Date: July 5th, 2012 11:33 PM
Author: Supple Temple Lettuce
Fuck this green bullshit.
I dated a girl a few years back. Super hippie. Hot as shit, if you're into that sort of thing. Wild as fuck in bed.
She was into recycling. She rode a bike everywhere, or took the bus. She was a strict vegetarian. All of her clothes were second hand.
She didn't bathe very frequently, but she had a natural, wild odor about her. I don't know. Maybe I was just desperate and some hairy hippie pussy was better than jacking off to some video of Jenna Haze taking her 3000th cock in her ass, acting like, no really, this time it's actually almost too big for her.

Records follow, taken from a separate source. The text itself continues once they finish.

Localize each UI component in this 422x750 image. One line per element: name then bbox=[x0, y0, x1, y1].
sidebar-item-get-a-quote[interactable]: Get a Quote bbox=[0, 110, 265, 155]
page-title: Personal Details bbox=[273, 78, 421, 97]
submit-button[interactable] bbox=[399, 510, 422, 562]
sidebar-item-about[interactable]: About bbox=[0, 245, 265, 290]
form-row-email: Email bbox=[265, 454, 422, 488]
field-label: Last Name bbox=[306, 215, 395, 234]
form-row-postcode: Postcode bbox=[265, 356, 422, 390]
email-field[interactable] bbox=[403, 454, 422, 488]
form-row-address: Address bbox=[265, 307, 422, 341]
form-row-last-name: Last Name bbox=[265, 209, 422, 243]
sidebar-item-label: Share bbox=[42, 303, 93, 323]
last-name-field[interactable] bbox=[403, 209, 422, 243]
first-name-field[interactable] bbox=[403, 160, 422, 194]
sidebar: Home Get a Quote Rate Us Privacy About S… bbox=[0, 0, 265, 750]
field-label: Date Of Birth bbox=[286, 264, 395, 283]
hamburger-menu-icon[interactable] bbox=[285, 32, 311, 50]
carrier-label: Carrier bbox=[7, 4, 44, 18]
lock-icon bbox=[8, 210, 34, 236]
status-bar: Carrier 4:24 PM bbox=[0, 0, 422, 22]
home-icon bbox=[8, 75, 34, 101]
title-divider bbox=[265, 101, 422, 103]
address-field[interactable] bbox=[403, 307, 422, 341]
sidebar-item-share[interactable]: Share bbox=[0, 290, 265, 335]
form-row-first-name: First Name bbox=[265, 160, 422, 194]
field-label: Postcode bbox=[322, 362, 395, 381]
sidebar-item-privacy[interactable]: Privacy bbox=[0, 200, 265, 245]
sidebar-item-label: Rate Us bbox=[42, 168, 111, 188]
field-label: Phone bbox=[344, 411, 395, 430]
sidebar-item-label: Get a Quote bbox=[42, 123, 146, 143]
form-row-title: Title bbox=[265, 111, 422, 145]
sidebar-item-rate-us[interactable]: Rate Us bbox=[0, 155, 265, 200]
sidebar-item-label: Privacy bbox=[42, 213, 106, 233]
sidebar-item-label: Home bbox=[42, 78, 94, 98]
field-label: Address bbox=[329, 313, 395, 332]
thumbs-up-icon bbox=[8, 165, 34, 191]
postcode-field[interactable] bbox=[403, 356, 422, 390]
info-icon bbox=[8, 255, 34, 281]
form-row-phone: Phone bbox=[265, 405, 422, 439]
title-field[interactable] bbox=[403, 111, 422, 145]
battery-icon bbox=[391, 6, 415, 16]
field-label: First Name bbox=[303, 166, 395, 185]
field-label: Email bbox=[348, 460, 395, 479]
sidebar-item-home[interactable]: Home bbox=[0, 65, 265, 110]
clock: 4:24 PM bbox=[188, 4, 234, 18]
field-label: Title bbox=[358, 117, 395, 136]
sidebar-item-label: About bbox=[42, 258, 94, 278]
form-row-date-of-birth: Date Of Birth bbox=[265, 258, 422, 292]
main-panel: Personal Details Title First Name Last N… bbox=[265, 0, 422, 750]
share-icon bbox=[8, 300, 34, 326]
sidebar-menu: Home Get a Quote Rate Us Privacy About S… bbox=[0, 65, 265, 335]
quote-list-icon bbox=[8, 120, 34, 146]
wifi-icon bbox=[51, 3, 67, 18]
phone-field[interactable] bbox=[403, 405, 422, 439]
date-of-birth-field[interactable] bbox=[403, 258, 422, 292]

She had a composting toilet. Smelled horrible. She'd take one of her giant beans and sprouts and cabbage and tofu dumps in there and come out smiling like she just gave back something to the earth. It smelled terrible, but for some fucking reason, every time she took one of those monster dumps, I wanted to fuck her disgusting asshole so bad I practically begged for it. And, to her credit, she took it like a champ, even letting me use my "non green" toxic lube I bought at CVS.
"That time of the month" for her meant that I was gonna get head. But not very enthusiastic head. More like the "I can't believe men exercise such power over women in society, but I understand that, although you're part of the patriarchy, you have sexual needs, so I am doing this purely as a gesture of kindness" blowjob. Teeth and all. I'd never finish and usually ended up having to jack off into her disgusting toilet.
But the last straw was finding out just how "green" she was. She reused tampons. Pulled them out, gave them a quick rinse and squeeze, and hung them up to dry.
Nothing like walking into your girlfriend's composting toilet bathroom and seeing bloody cotton sticks hanging from her ceiling.